You'll need Beanstalkd installed. Beanstalkd is a simple and robust queue system that allows you to put jobs into tubes and then consume them later.
On Mac you can install with brew install beanstalkd
and then start the service as instructed.
The start
branch contains an example of how you might setup a traditional system.
Edit the routes/send.js
to contain
your environment variables for your Twilio account, your Twilio number and a phone
number you wish to send texts too.
Run the express app using npm run start
.
When you visit the root of the application and click the send button, you'll get a message
sent to the number you specificed along with a time it took to complete the XHR request. This
will usually be in the double figures but can get really high if Twilio is slow responding to
our API requests; editing send.js
to include a delay or an error in the Twilio code can cause our
webpage to become unresponsive altogether.
The fin
branch contains an example where we've removed our API calls to Twilio from the
request/response cycle.
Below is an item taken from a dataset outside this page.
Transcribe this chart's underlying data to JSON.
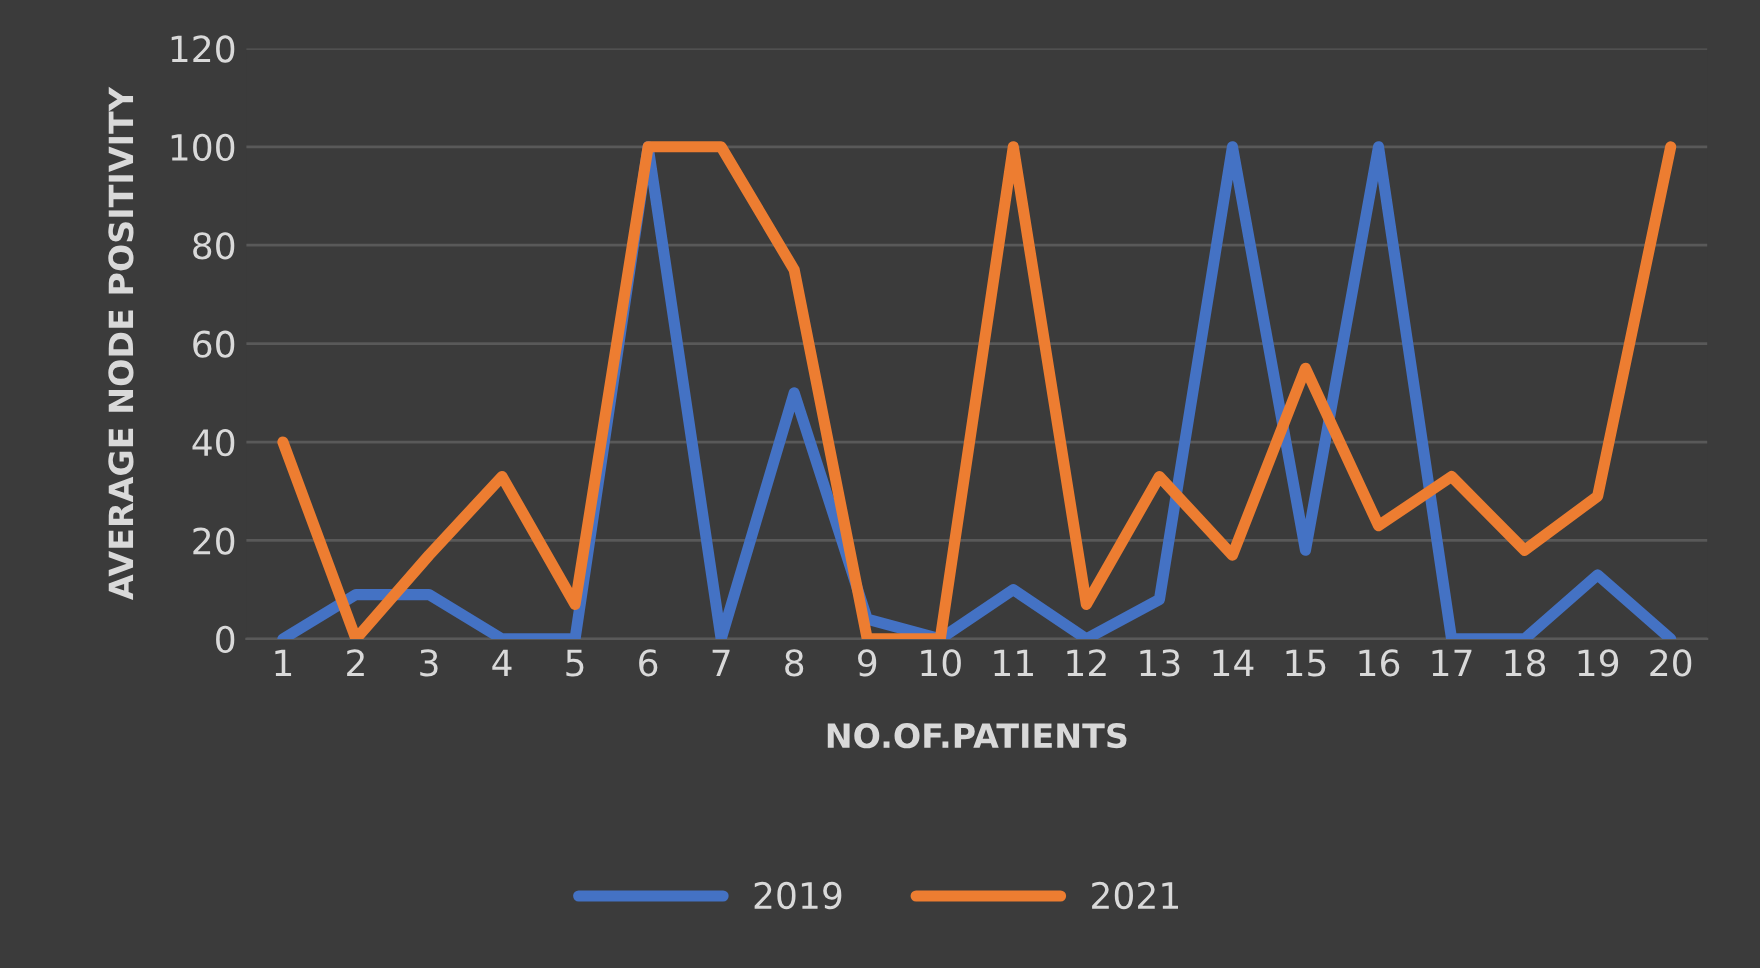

The send.js
route now pushes a JSON job onto the Beanstalkd queue
and then returns the job info, and clicking the button now returns much quicker.
We've removed the blocking action of the Twilio API call from our webserver.
You can run node bin/client.js
to run the worker that will consume these jobs. It will
iterate over anything in the queue and using the job information will send the message
provided. It will then sit and wait for any new jobs, and process them when it sees them.